A European research consortium has developed an electronic nose that is so sensitive it can distinguish between cigarette smoke and smoke from an office or factory fire. According to IST Results, the device will help to end the vast number of false alarms recorded by fire brigades each year.
The researchers developed a demonstrator of the new device and now hope to complete a viable commercial product by October 2006.
The Intelligent Modular, multi-Sensor (IMOS) and networked fire detection system was developed by a nine-member partnership from across Europe to tackle the critical problem of false alarms.
“Currently 90 per cent percent of regular fire alarms are false,” says Florence Daniault, co-ordinator of the IST-funded IMOS project. “Fire brigades must investigate every alarm logged and it causes enormous inefficiencies.”
The false alarm rate can rise to 99 per cent. “In cargo planes, for example, you may have humidity in the hold which condenses once the airline takes off.

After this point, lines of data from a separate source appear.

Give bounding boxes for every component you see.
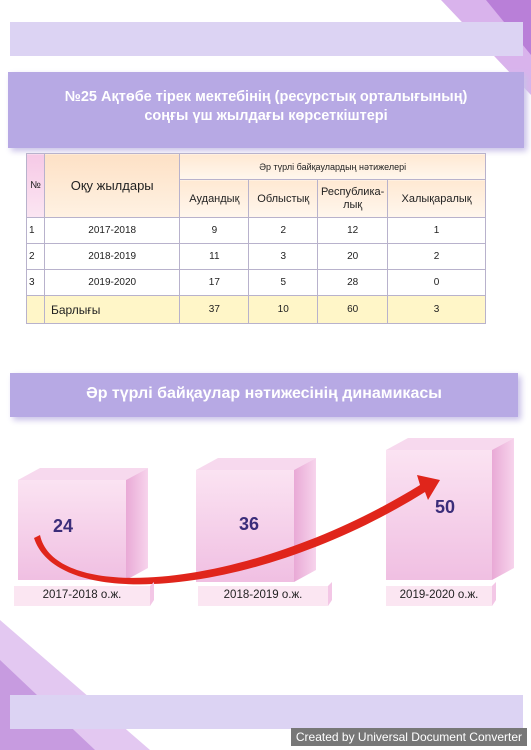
cell-republic: 20	[317, 243, 389, 270]
total-no	[26, 295, 45, 324]
value-2019-2020: 50	[435, 497, 456, 517]
total-international: 3	[387, 295, 486, 324]
total-label: Барлығы	[43, 295, 181, 324]
watermark: Created by Universal Document Converter	[290, 728, 527, 746]
title-line-2: соңғы үш жылдағы көрсеткіштері	[144, 108, 388, 124]
cell-republic: 28	[317, 269, 389, 296]
col-years-header: Оқу жылдары	[43, 153, 181, 218]
dynamics-banner	[10, 373, 518, 417]
cell-district: 17	[179, 269, 250, 296]
cube-2017-2018	[18, 468, 148, 580]
row-no: 1	[26, 217, 45, 244]
cell-republic: 12	[317, 217, 389, 244]
header-international: Халықаралық	[387, 179, 486, 218]
cell-region: 2	[248, 217, 319, 244]
header-republic-line2: лық	[343, 198, 363, 211]
value-2017-2018: 24	[53, 516, 74, 536]
cell-international: 0	[387, 269, 486, 296]
growth-arrow-icon	[34, 475, 440, 585]
cell-district: 9	[179, 217, 250, 244]
cell-region: 3	[248, 243, 319, 270]
cell-district: 11	[179, 243, 250, 270]
total-region: 10	[248, 295, 319, 324]
cubes-graphic	[18, 438, 514, 585]
total-district: 37	[179, 295, 250, 324]
cell-region: 5	[248, 269, 319, 296]
header-district: Аудандық	[179, 179, 250, 218]
cube-2019-2020	[386, 438, 514, 580]
table-row: 3 2019-2020 17 5 28 0	[26, 269, 486, 296]
cell-international: 1	[387, 217, 486, 244]
group-header: Әр түрлі байқаулардың нәтижелері	[179, 153, 486, 180]
year-label-2019-2020: 2019-2020 о.ж.	[399, 589, 479, 601]
title-banner	[8, 72, 524, 148]
year-label-2017-2018: 2017-2018 о.ж.	[42, 589, 122, 601]
table-total-row: Барлығы 37 10 60 3	[26, 295, 486, 324]
year-label-plates	[14, 582, 496, 606]
table-row: 1 2017-2018 9 2 12 1	[26, 217, 486, 244]
page-title: №25 Ақтөбе тірек мектебінің (ресурстық о…	[8, 88, 524, 126]
title-line-1: №25 Ақтөбе тірек мектебінің (ресурстық о…	[64, 89, 468, 105]
row-no: 3	[26, 269, 45, 296]
results-table: № Оқу жылдары Әр түрлі байқаулардың нәти…	[26, 153, 486, 324]
row-year: 2017-2018	[43, 217, 181, 244]
table-row: 2 2018-2019 11 3 20 2	[26, 243, 486, 270]
value-2018-2019: 36	[239, 514, 260, 534]
total-republic: 60	[317, 295, 389, 324]
col-no-header: №	[26, 153, 45, 218]
year-label-2018-2019: 2018-2019 о.ж.	[223, 589, 303, 601]
top-decorative-bar	[10, 22, 523, 56]
header-republic: Республика- лық	[317, 179, 389, 218]
decorative-corner-bottom-left	[0, 620, 150, 750]
cell-international: 2	[387, 243, 486, 270]
row-no: 2	[26, 243, 45, 270]
row-year: 2018-2019	[43, 243, 181, 270]
bottom-decorative-bar	[10, 695, 523, 729]
header-republic-line1: Республика-	[321, 185, 385, 198]
row-year: 2019-2020	[43, 269, 181, 296]
dynamics-title: Әр түрлі байқаулар нәтижесінің динамикас…	[86, 385, 442, 402]
header-region: Облыстық	[248, 179, 319, 218]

That condense registers as a particulate and sets off the alarm,” says Daniault.
Furthermore people lose faith in the alarm system and may delay evacuation because they believe there is no fire, with potentially disastrous consequences.
“We started off with the idea of developing a system using several sensors that could eliminate most of the false alarms,” says Daniault.
The team first investigated a variety of sensor types, including gas, optical and conducting polymer sensors. Optical sensors detect light scattering as an indication particulate, while gas sensors detect gases like CO, CO2 or Ox. But conducting polymer sensors can detect a wide variety of volatile substances because of their novel properties.
Conducting polymers are an exciting emerging technology because the electrical resistance in the polymer varies in the presence of gas. Even more interesting, however, is that once the gas disappears the polymers resistance returns to its ‘resting’ state.
The IMOS team identified the specific chemicals associated with the smoke emitted from various sources, including wood, cotton, paper, polyurethane (plastics) foam and cigarettes. “Isolating cigarette smoke is a breakthrough,” she says. They developed dedicated polymer sensors to build an array able to identify these specific chemicals.
Their complete fire alarms system now combines a traditional optical detector, which uses light scattering to detect particulates in the air. Once particulates are detected the optical sensors then recruits the conducting polymer sensor to ‘smell’ the type of smoke that’s producing the particulate. If it senses any of a number of characteristic smoke types, it sets off the alarm.
“We tested a demonstration device in an office building and at a recycling centre. We used an employee smoking room for the office demonstration, and the recycling centre had a lot of dust and activity. Both were ideal locations to generate false alarms, but the IMOS worked perfectly,” says Daniault.
Later the team again tested the device in a fire lab where it reacted appropriately to given fire situations.
“There is still some work to be done. We’d like to improve the response time on the conducting polymer sensors, for example. But we’ve started to design a product and hope to complete that in time for the Security 2006 exhibition in Essen next October,” she says.